Untertags flattern meist so viele medizinischen Pressemeldungen auf meinen Schreibtisch, dass ich manchmal froh wäre, am Abend nichts mehr darüber hören zu müssen. Dem ist aber nicht so. Denn neuerdings folgen mir medizinische Fachbegriffe sogar bis nach Hause - genauer gesagt bis auf meine Fernsehcouch! Denn meine Kinder gehören zu den über 6 Millionen Zuseher, die sich jede Sendung von „Dr. House“ reinziehen. Sagen Sie mal, kennen Sie diese Fernsehserie? Schnell beschrieben: Es handelt sich dabei um einen TV-Arzt, der ein besonderes Wissen und Gespür für die Diagnose außergewöhnlicher Krankheitsbilder hat. Und er verhält sich häufig seinen Patienten gegenüber respektlos und zynisch. Dem nicht genug. Sind auch noch seine Therapievorschläge provokativ. Kurz: Mir dreht es den Magen um, wenn ich die Sendung sehe.
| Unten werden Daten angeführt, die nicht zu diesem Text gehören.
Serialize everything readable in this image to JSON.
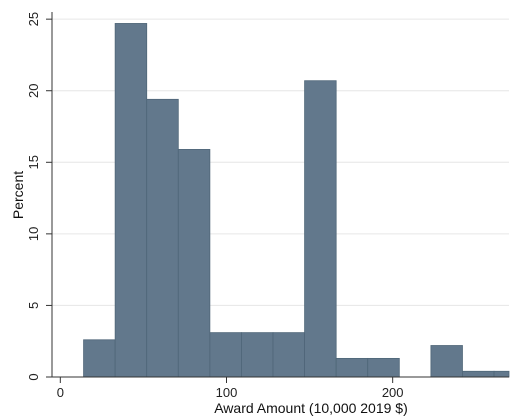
{
  "chart_data": {
    "type": "bar",
    "title": "",
    "xlabel": "Award Amount (10,000 2019 $)",
    "ylabel": "Percent",
    "xlim": [
      -5,
      270
    ],
    "ylim": [
      0,
      25.5
    ],
    "xticks": [
      0,
      100,
      200
    ],
    "yticks": [
      0,
      5,
      10,
      15,
      20,
      25
    ],
    "grid": "horizontal",
    "bar_color": "#62788c",
    "bins": [
      {
        "x0": 14,
        "x1": 33,
        "value": 2.6
      },
      {
        "x0": 33,
        "x1": 52,
        "value": 24.7
      },
      {
        "x0": 52,
        "x1": 71,
        "value": 19.4
      },
      {
        "x0": 71,
        "x1": 90,
        "value": 15.9
      },
      {
        "x0": 90,
        "x1": 109,
        "value": 3.1
      },
      {
        "x0": 109,
        "x1": 128,
        "value": 3.1
      },
      {
        "x0": 128,
        "x1": 147,
        "value": 3.1
      },
      {
        "x0": 147,
        "x1": 166,
        "value": 20.7
      },
      {
        "x0": 166,
        "x1": 185,
        "value": 1.3
      },
      {
        "x0": 185,
        "x1": 204,
        "value": 1.3
      },
      {
        "x0": 204,
        "x1": 223,
        "value": 0
      },
      {
        "x0": 223,
        "x1": 242,
        "value": 2.2
      },
      {
        "x0": 242,
        "x1": 261,
        "value": 0.4
      },
      {
        "x0": 261,
        "x1": 270,
        "value": 0.4
      }
    ]
  }
}
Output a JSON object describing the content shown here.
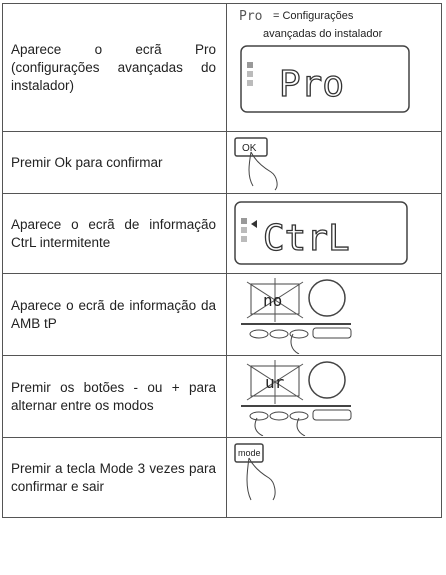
{
  "rows": [
    {
      "text": "Aparece o ecrã Pro (configurações avançadas do instalador)",
      "symbol": "Pro",
      "note_1": "= Configurações",
      "note_2": "avançadas do instalador",
      "display": "Pro"
    },
    {
      "text": "Premir Ok para confirmar",
      "button": "OK"
    },
    {
      "text": "Aparece o ecrã de informação CtrL intermitente",
      "display": "CtrL"
    },
    {
      "text": "Aparece o ecrã de informação da AMB tP",
      "display": "no"
    },
    {
      "text": "Premir os botões - ou + para alternar entre os modos",
      "display": "ur"
    },
    {
      "text": "Premir a tecla Mode 3 vezes para confirmar e sair",
      "button": "mode"
    }
  ]
}
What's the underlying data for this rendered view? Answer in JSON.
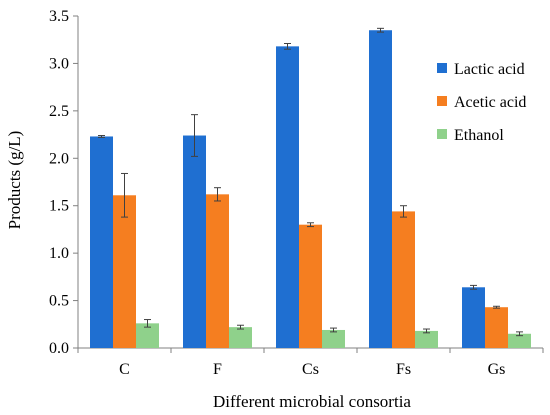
{
  "chart_data": {
    "type": "bar",
    "title": "",
    "xlabel": "Different microbial consortia",
    "ylabel": "Products (g/L)",
    "ylim": [
      0,
      3.5
    ],
    "yticks": [
      "0.0",
      "0.5",
      "1.0",
      "1.5",
      "2.0",
      "2.5",
      "3.0",
      "3.5"
    ],
    "categories": [
      "C",
      "F",
      "Cs",
      "Fs",
      "Gs"
    ],
    "grid": false,
    "legend_position": "top-right",
    "series": [
      {
        "name": "Lactic acid",
        "color": "#1F6FD1",
        "values": [
          2.23,
          2.24,
          3.18,
          3.35,
          0.64
        ],
        "errors": [
          0.01,
          0.22,
          0.03,
          0.02,
          0.02
        ]
      },
      {
        "name": "Acetic acid",
        "color": "#F57E20",
        "values": [
          1.61,
          1.62,
          1.3,
          1.44,
          0.43
        ],
        "errors": [
          0.23,
          0.07,
          0.02,
          0.06,
          0.01
        ]
      },
      {
        "name": "Ethanol",
        "color": "#8FD18B",
        "values": [
          0.26,
          0.22,
          0.19,
          0.18,
          0.15
        ],
        "errors": [
          0.04,
          0.02,
          0.02,
          0.02,
          0.02
        ]
      }
    ]
  }
}
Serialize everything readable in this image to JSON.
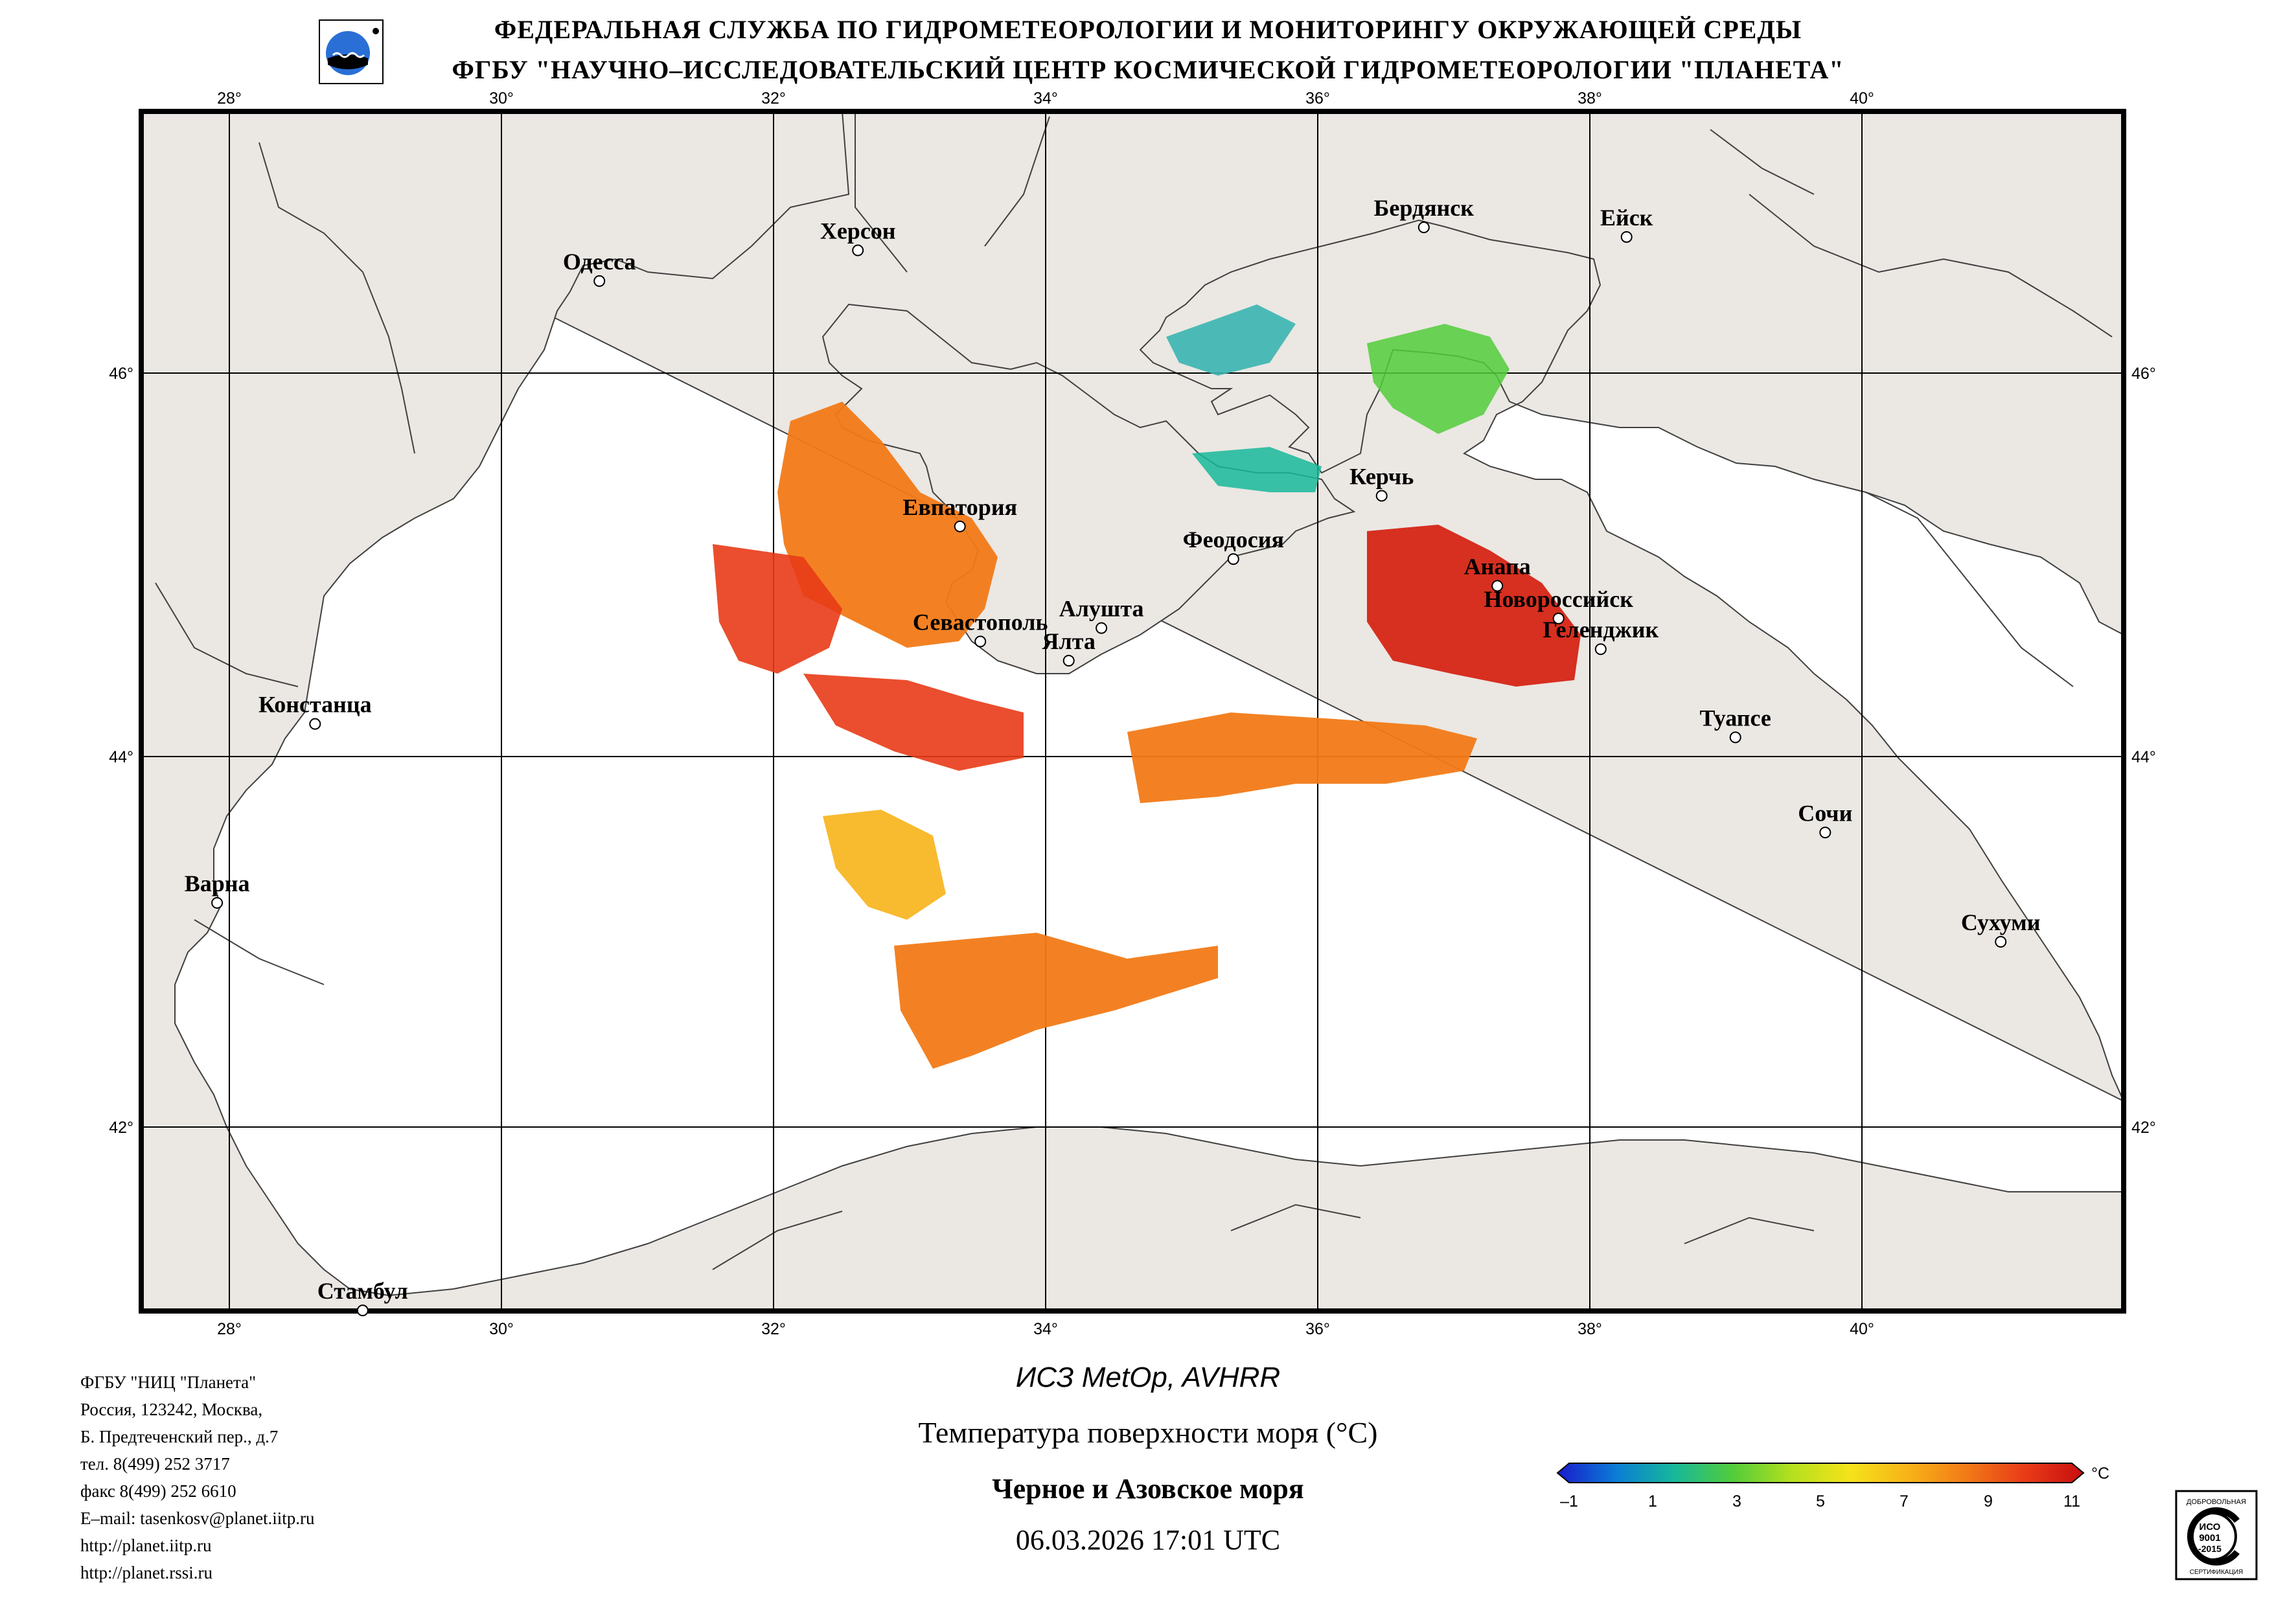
{
  "header": {
    "line1": "ФЕДЕРАЛЬНАЯ СЛУЖБА ПО ГИДРОМЕТЕОРОЛОГИИ И МОНИТОРИНГУ ОКРУЖАЮЩЕЙ СРЕДЫ",
    "line2": "ФГБУ \"НАУЧНО–ИССЛЕДОВАТЕЛЬСКИЙ ЦЕНТР КОСМИЧЕСКОЙ ГИДРОМЕТЕОРОЛОГИИ \"ПЛАНЕТА\""
  },
  "map": {
    "lon_labels": [
      "28°",
      "30°",
      "32°",
      "34°",
      "36°",
      "38°",
      "40°"
    ],
    "lat_labels": [
      "46°",
      "44°",
      "42°"
    ],
    "cities": [
      {
        "name": "Одесса",
        "lon": 30.72,
        "lat": 46.48
      },
      {
        "name": "Херсон",
        "lon": 32.62,
        "lat": 46.64
      },
      {
        "name": "Бердянск",
        "lon": 36.78,
        "lat": 46.76
      },
      {
        "name": "Ейск",
        "lon": 38.27,
        "lat": 46.71
      },
      {
        "name": "Керчь",
        "lon": 36.47,
        "lat": 45.36
      },
      {
        "name": "Евпатория",
        "lon": 33.37,
        "lat": 45.2
      },
      {
        "name": "Феодосия",
        "lon": 35.38,
        "lat": 45.03
      },
      {
        "name": "Анапа",
        "lon": 37.32,
        "lat": 44.89
      },
      {
        "name": "Новороссийск",
        "lon": 37.77,
        "lat": 44.72
      },
      {
        "name": "Геленджик",
        "lon": 38.08,
        "lat": 44.56
      },
      {
        "name": "Севастополь",
        "lon": 33.52,
        "lat": 44.6
      },
      {
        "name": "Алушта",
        "lon": 34.41,
        "lat": 44.67
      },
      {
        "name": "Ялта",
        "lon": 34.17,
        "lat": 44.5
      },
      {
        "name": "Констанца",
        "lon": 28.63,
        "lat": 44.17
      },
      {
        "name": "Туапсе",
        "lon": 39.07,
        "lat": 44.1
      },
      {
        "name": "Сочи",
        "lon": 39.73,
        "lat": 43.59
      },
      {
        "name": "Варна",
        "lon": 27.91,
        "lat": 43.21
      },
      {
        "name": "Сухуми",
        "lon": 41.02,
        "lat": 43.0
      },
      {
        "name": "Стамбул",
        "lon": 28.98,
        "lat": 41.01
      }
    ]
  },
  "colors": {
    "land": "#ebe7e3",
    "sea": "#ffffff",
    "grid": "#000000"
  },
  "sst": {
    "value_range": [
      -1,
      11
    ]
  },
  "colorbar": {
    "ticks": [
      "–1",
      "1",
      "3",
      "5",
      "7",
      "9",
      "11"
    ],
    "unit": "°C",
    "stops": [
      "#1a1acc",
      "#0a7cd6",
      "#17b89a",
      "#52cc3a",
      "#b4e01e",
      "#f5e31a",
      "#f7b318",
      "#f27a17",
      "#e83b17",
      "#c80d10"
    ]
  },
  "contacts": [
    "ФГБУ \"НИЦ \"Планета\"",
    "Россия, 123242, Москва,",
    "Б. Предтеченский пер., д.7",
    "тел. 8(499) 252 3717",
    "факс 8(499) 252 6610",
    "E–mail: tasenkosv@planet.iitp.ru",
    "http://planet.iitp.ru",
    "http://planet.rssi.ru"
  ],
  "footer": {
    "satellite": "ИСЗ MetOp, AVHRR",
    "parameter": "Температура поверхности моря (°C)",
    "region": "Черное и Азовское моря",
    "datetime": "06.03.2026 17:01 UTC"
  },
  "logos": {
    "org_logo": "Планета",
    "certificate": [
      "ДОБРОВОЛЬНАЯ",
      "ИСО",
      "9001",
      "-2015",
      "СЕРТИФИКАЦИЯ"
    ]
  }
}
Doch meine Kinder lieben sie. Auf meine Frage „Warum?“ erklärten sie mir, dass sie es besonders lustig fänden, dass sie kein Wort verstehen würden. Und eigentlich aber doch. „Das ist wie in einem englischsprachigen Film, bei dem du nur anhand von Bilder verstehst worüber es geht. Bei Dr. House siehst du einen Hautfetzen, hörst ein kompliziertes medizinisches Wort dazu und weißt bescheid. Mami, ausserdem geht es gar nicht darum, ob der Patient wieder gesund wird. Sondern um ein Puzzle. Wenn der Arzt das Puzzle zu spät löst, stirbt der Patient. Das ist urspannend“ Naja, das ist ja nun nicht mehr wirklich weit entfernt vom realen Leben.